Well, Willie Pooch, a blues singer born in Tupelo, Mississippi and now living in Columbus, Ohio by way of Chicago understands the blue-collar blues because he lived it. He toiled 30 years at Buckeye Steel Castings as a matter of fact. It's a clanging, fiery, sand-filled foundry managed by a George Bush Sr. forebear several generations ago. Even to this day, though subject to successive ownerships, it smells of no-bake binder resin and molten metal. Long days at Buckeye Steel Castings would create a need for relaxation at the end of the week. That’s what Willie Pooch (born William Johnson) did on Friday nights and he sings about it.
"Buckeye Steel Mill Blues" covers Everyman’s, and specifically Pooch’s, experiences of grinding labor 40 hours a week, only to spend his paycheck before the weekend is over. Applying the lyrics of his work description to the conventional blues structure, Pooch connects with listeners, as do all the great blues singers, by stirring the nods of recognition at shared experience. Making the song even more effective is the inclusion of B-3 organist Tony Monaco, who, along with drummer Louis Tsamous, produced Pooch’s first nationally distributed CD.
Like Hank Marr before him, Monaco captures the essence of the blues, as was done so effectively on his album Fiery Blues last year. One of the surprises of that album was Pooch himself, who added words to three of the tracks, enhancing Fiery Blues’s effectiveness immeasurably. Now, Funk-n-Blues includes almost an hour of the blues spun off by Pooch and Monaco’s serendipitous collaboration, though abbreviated, on Fiery Blues. Funk-n-Blues is fiery as well, as symbolized by Pooch’s almost half-a-lifetime in front of the foundry’s furnace.
Pooch gave full-time blues singing a try in the 1950’s when he traveled around the Midwest in a Chevrolet station wagon until Sam’s Bar & Grill in Columbus hired him as a regular performer.
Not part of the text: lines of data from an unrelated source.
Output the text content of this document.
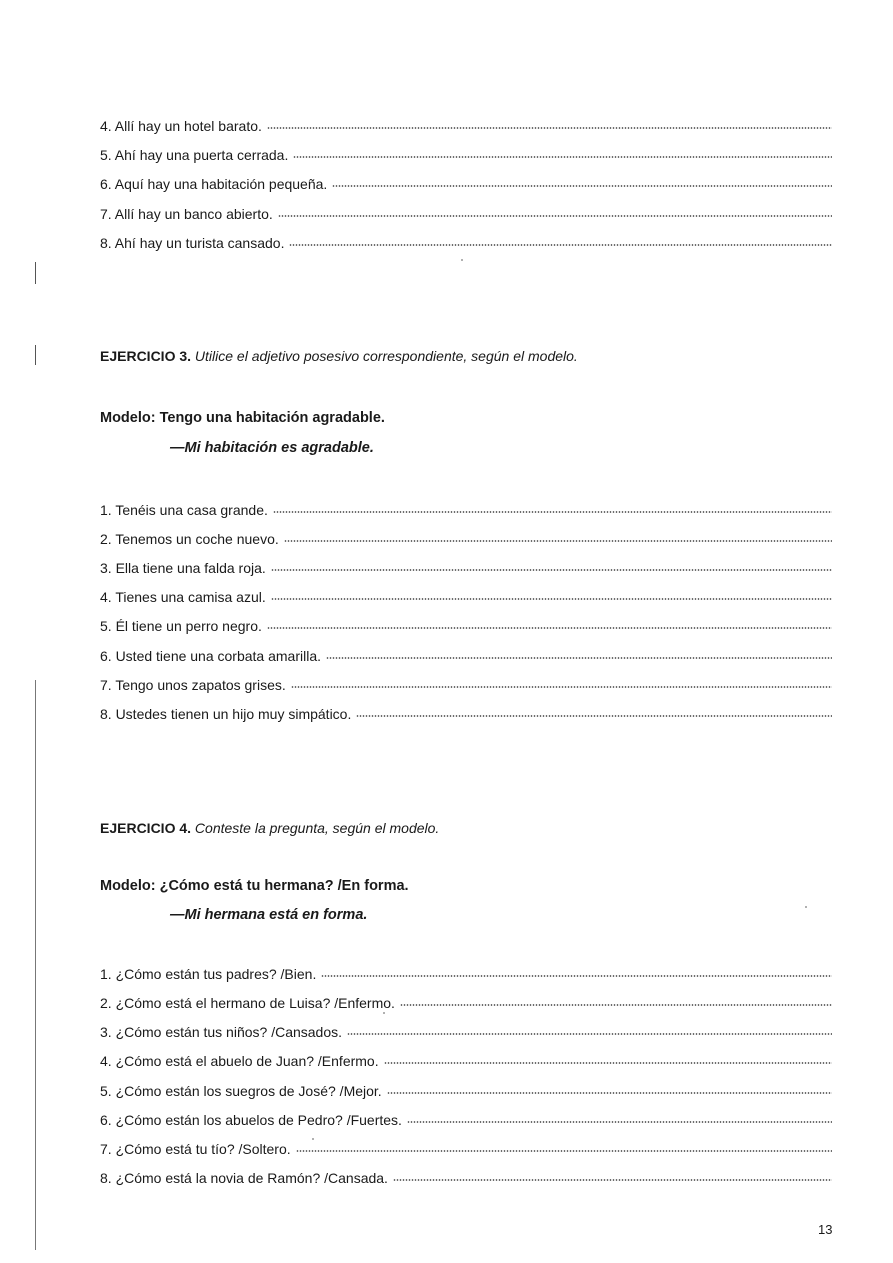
4. Allí hay un hotel barato.
5. Ahí hay una puerta cerrada.
6. Aquí hay una habitación pequeña.
7. Allí hay un banco abierto.
8. Ahí hay un turista cansado.
EJERCICIO 3. Utilice el adjetivo posesivo correspondiente, según el modelo.
Modelo: Tengo una habitación agradable.
—Mi habitación es agradable.
1. Tenéis una casa grande.
2. Tenemos un coche nuevo.
3. Ella tiene una falda roja.
4. Tienes una camisa azul.
5. Él tiene un perro negro.
6. Usted tiene una corbata amarilla.
7. Tengo unos zapatos grises.
8. Ustedes tienen un hijo muy simpático.
EJERCICIO 4. Conteste la pregunta, según el modelo.
Modelo: ¿Cómo está tu hermana? /En forma.
—Mi hermana está en forma.
1. ¿Cómo están tus padres? /Bien.
2. ¿Cómo está el hermano de Luisa? /Enfermo.
3. ¿Cómo están tus niños? /Cansados.
4. ¿Cómo está el abuelo de Juan? /Enfermo.
5. ¿Cómo están los suegros de José? /Mejor.
6. ¿Cómo están los abuelos de Pedro? /Fuertes.
7. ¿Cómo está tu tío? /Soltero.
8. ¿Cómo está la novia de Ramón? /Cansada.
13
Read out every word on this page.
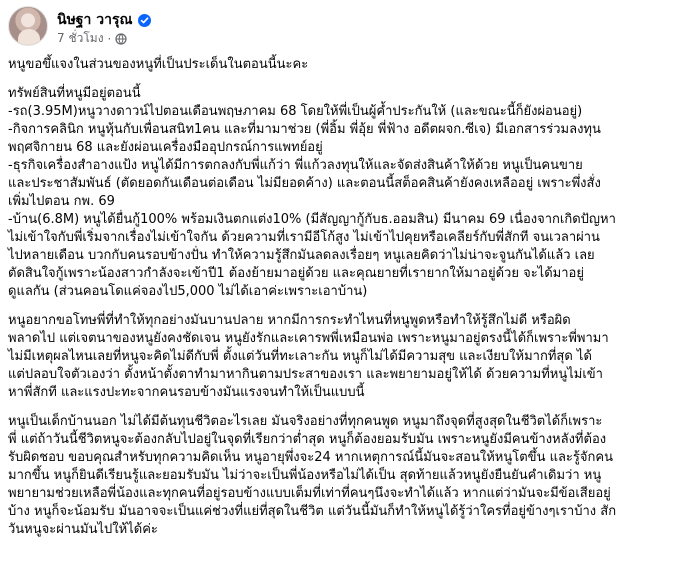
นิษฐา วารุณ
7 ชั่วโมง ·

หนูขอขึ้แจงในส่วนของหนูที่เป็นประเด็นในตอนนี้นะคะ

ทรัพย์สินที่หนูมีอยู่ตอนนี้
-รถ(3.95M)หนูวางดาวน์ไปตอนเดือนพฤษภาคม 68 โดยให้พี่เป็นผู้ค้ำประกันให้ (และขณะนี้ก็ยังผ่อนอยู่)
-กิจการคลินิก หนูหุ้นกับเพื่อนสนิท1คน และที่มามาช่วย (พี่อิ้ม พี่อุ้ย พี่ฟ้าง อดีตผจก.ซีเจ) มีเอกสารร่วมลงทุน
พฤศจิกายน 68 และยังผ่อนเครื่องมืออุปกรณ์การแพทย์อยู่
-ธุรกิจเครื่องสำอางแป้ง หนูได้มีการตกลงกับพี่แก้ว่า พี่แก้วลงทุนให้และจัดส่งสินค้าให้ด้วย หนูเป็นคนขาย
และประชาสัมพันธ์ (ตัดยอดกันเดือนต่อเดือน ไม่มียอดค้าง) และตอนนี้สต็อคสินค้ายังคงเหลืออยู่ เพราะพึ่งสั่ง
เพิ่มไปตอน กพ. 69
-บ้าน(6.8M) หนูได้ยื่นกู้100% พร้อมเงินตกแต่ง10% (มีสัญญากู้กับธ.ออมสิน) มีนาคม 69 เนื่องจากเกิดปัญหา
ไม่เข้าใจกับพี่เริ่มจากเรื่องไม่เข้าใจกัน ด้วยความที่เรามีอีโก้สูง ไม่เข้าไปคุยหรือเคลียร์กับพี่สักที จนเวลาผ่าน
ไปหลายเดือน บวกกับคนรอบข้างปั่น ทำให้ความรู้สึกมันลดลงเรื่อยๆ หนูเลยคิดว่าไม่น่าจะจูนกันได้แล้ว เลย
ตัดสินใจกู้เพราะน้องสาวกำลังจะเข้าปี1 ต้องย้ายมาอยู่ด้วย และคุณยายที่เรายากให้มาอยู่ด้วย จะได้มาอยู่
ดูแลกัน (ส่วนคอนโดแค่จองไป5,000 ไม่ได้เอาค่ะเพราะเอาบ้าน)

หนูอยากขอโทษพี่ที่ทำให้ทุกอย่างมันบานปลาย หากมีการกระทำไหนที่หนูพูดหรือทำให้รู้สึกไม่ดี หรือผิด
พลาดไป แต่เจตนาของหนูยังคงชัดเจน หนูยังรักและเคารพพี่เหมือนพ่อ เพราะหนูมาอยู่ตรงนี้ได้ก็เพราะพี่พามา
ไม่มีเหตุผลไหนเลยที่หนูจะคิดไม่ดีกับพี่ ตั้งแต่วันที่ทะเลาะกัน หนูก็ไม่ได้มีความสุข และเงียบให้มากที่สุด ได้
แต่ปลอบใจตัวเองว่า ตั้งหน้าตั้งตาทำมาหากินตามประสาของเรา และพยายามอยู่ให้ได้ ด้วยความที่หนูไม่เข้า
หาพี่สักที และแรงปะทะจากคนรอบข้างมันแรงจนทำให้เป็นแบบนี้

หนูเป็นเด็กบ้านนอก ไม่ได้มีต้นทุนชีวิตอะไรเลย มันจริงอย่างที่ทุกคนพูด หนูมาถึงจุดที่สูงสุดในชีวิตได้ก็เพราะ
พี่ แต่ถ้าวันนี้ชีวิตหนูจะต้องกลับไปอยู่ในจุดที่เรียกว่าต่ำสุด หนูก็ต้องยอมรับมัน เพราะหนูยังมีคนข้างหลังที่ต้อง
รับผิดชอบ ขอบคุณสำหรับทุกความคิดเห็น หนูอายุพึ่งจะ24 หากเหตุการณ์นี้มันจะสอนให้หนูโตขึ้น และรู้จักคน
มากขึ้น หนูก็ยินดีเรียนรู้และยอมรับมัน ไม่ว่าจะเป็นพี่น้องหรือไม่ได้เป็น สุดท้ายแล้วหนูยังยืนยันคำเดิมว่า หนู
พยายามช่วยเหลือพี่น้องและทุกคนที่อยู่รอบข้างแบบเต็มที่เท่าที่คนๆนึงจะทำได้แล้ว หากแต่ว่ามันจะมีข้อเสียอยู่
บ้าง หนูก็จะน้อมรับ มันอาจจะเป็นแค่ช่วงที่แย่ที่สุดในชีวิต แต่วันนี้มันก็ทำให้หนูได้รู้ว่าใครที่อยู่ข้างๆเราบ้าง สัก
วันหนูจะผ่านมันไปให้ได้ค่ะ
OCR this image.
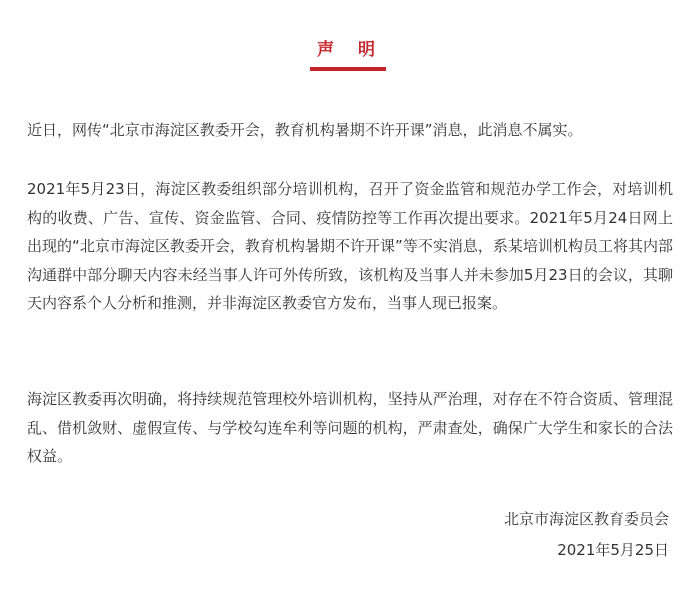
声 明

近日，网传“北京市海淀区教委开会，教育机构暑期不许开课”消息，此消息不属实。

2021年5月23日，海淀区教委组织部分培训机构，召开了资金监管和规范办学工作会，对培训机构的收费、广告、宣传、资金监管、合同、疫情防控等工作再次提出要求。2021年5月24日网上出现的“北京市海淀区教委开会，教育机构暑期不许开课”等不实消息，系某培训机构员工将其内部沟通群中部分聊天内容未经当事人许可外传所致，该机构及当事人并未参加5月23日的会议，其聊天内容系个人分析和推测，并非海淀区教委官方发布，当事人现已报案。

海淀区教委再次明确，将持续规范管理校外培训机构，坚持从严治理，对存在不符合资质、管理混乱、借机敛财、虚假宣传、与学校勾连牟利等问题的机构，严肃查处，确保广大学生和家长的合法权益。

北京市海淀区教育委员会
2021年5月25日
He stayed in Columbus. And stayed. And stayed. And stayed. Until now, at the age of 70, Willie Pooch has been "discovered" by a wider audience and he’s having the time of his life. When asked which has been his most fulfilling performance, he said it was the one last year in front of a packed Southern Theater audience, the largest audience he had ever entertained in one place. Wearing suits of bright colors and an ever-present smile, Pooch, without seeming to break a sweat, bears nuggets of humor and mother lodes of close-to-the-streets wisdom in each performance.
From the wry perspective of one under house arrest, Pooch sings about having "a room full of trouble" on "House Arrest Blues," as the rhythm section’s contagious shuffle alternates with the calypso beat familiar from "Crosscut Saw" on Fiery Blues. And he sings of the lying abandonment by his woman on "In My Lonely Room," an ever-present theme of the blues ("My baby left me early Monday morning / Said she’d be back soon. / It’s late Friday evening / Late Sunday afternoon").
"Willie Rap," initially boogalooing, indeed becomes a rap by a septuagenarian who sings about "gettin’ on down." Coming full circle, Pooch tells why he sings the blues on "Why I Sing the Blues," when he explains that he’s "been around a long time" and how he "paid his dues." That is the value of Pooch’s singing, as it is for any blues singer. He has lived the blues and his listeners know it.
On top of the of Pooch’s irresistible blues singing, Funk-n-Blues attains an even higher level of irresistibility from the musicianship of Pooch’s back-up musicians, including Monaco, guitarist Rick Collura and Tsamous. Not only does the recording introduce a "new" blues singer to the listening public, but also Monaco’s group invests it with the passion for performing for which it has become known. Check out Willie Pooch’s music and, as he exclaims on "Crosscut Saw," "Look out!"